Advanced Considerations and Next Steps
- Multi-Region Failover: For true disaster recovery, consider replicating MySQL across different OVH data centers or cloud regions. This adds complexity to replication lag and failover orchestration.
- Automated New Replica Provisioning: The script above promotes an existing replica. A more advanced system would automatically provision a *new* replica from the newly promoted primary to maintain HA.
- Read Replicas: Configure ProxySQL to route read-only queries to dedicated read replicas (hostgroup 20) for performance scaling.
- ProxySQL High Availability: Run multiple instances of ProxySQL in an active/passive or active/active cluster for resilience of the proxy layer itself.
- Monitoring and Alerting: Integrate with tools like Prometheus, Grafana, or Zabbix to monitor ProxySQL’s status, replication lag, and script execution. Set up alerts for failures.
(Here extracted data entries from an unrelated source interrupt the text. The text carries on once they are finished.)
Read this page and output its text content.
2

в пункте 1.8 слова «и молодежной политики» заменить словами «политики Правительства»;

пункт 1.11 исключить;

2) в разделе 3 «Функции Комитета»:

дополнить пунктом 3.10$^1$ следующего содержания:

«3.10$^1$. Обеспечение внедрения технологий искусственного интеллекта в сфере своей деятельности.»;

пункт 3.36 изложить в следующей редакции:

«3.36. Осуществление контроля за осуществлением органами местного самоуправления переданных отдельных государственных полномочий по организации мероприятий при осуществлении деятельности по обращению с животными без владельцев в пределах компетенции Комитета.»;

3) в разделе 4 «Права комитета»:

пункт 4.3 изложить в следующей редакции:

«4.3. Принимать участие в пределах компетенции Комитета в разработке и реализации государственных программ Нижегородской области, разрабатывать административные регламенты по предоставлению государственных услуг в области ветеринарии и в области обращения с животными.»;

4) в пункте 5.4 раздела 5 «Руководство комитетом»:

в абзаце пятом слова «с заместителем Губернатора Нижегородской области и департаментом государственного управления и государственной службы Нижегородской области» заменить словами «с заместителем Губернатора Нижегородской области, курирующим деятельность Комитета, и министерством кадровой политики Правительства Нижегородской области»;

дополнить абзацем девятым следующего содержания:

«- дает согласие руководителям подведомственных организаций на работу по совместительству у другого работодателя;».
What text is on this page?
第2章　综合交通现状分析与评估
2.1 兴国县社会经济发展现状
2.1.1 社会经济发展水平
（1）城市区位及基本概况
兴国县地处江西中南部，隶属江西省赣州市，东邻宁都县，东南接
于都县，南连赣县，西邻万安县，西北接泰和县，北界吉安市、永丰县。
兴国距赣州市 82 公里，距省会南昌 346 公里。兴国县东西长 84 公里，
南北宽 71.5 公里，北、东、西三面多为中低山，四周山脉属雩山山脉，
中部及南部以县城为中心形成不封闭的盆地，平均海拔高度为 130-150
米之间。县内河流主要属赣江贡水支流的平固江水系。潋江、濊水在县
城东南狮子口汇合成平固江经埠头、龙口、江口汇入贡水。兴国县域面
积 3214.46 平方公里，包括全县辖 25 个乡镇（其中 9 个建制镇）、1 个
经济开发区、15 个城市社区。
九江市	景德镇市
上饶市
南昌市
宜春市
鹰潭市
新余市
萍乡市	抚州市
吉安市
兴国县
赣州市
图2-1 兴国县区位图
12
- Testing: Rigorously test your failover process regularly. Simulate primary failures and verify that the failover occurs as expected and that Magento remains accessible.
- Database User Management: Ensure the database user used by Magento is replicated or managed consistently across primary and replica.
- Magento Cache Management: After a failover, consider clearing Magento’s cache to ensure it doesn’t serve stale data that might have been written to the old primary just before it went down.
Implementing automated failover for MySQL and Magento 2 is a multi-faceted task. By combining robust MySQL replication, a capable proxy like ProxySQL, and a well-tested automation script, you can significantly reduce downtime and protect your critical e-commerce operations.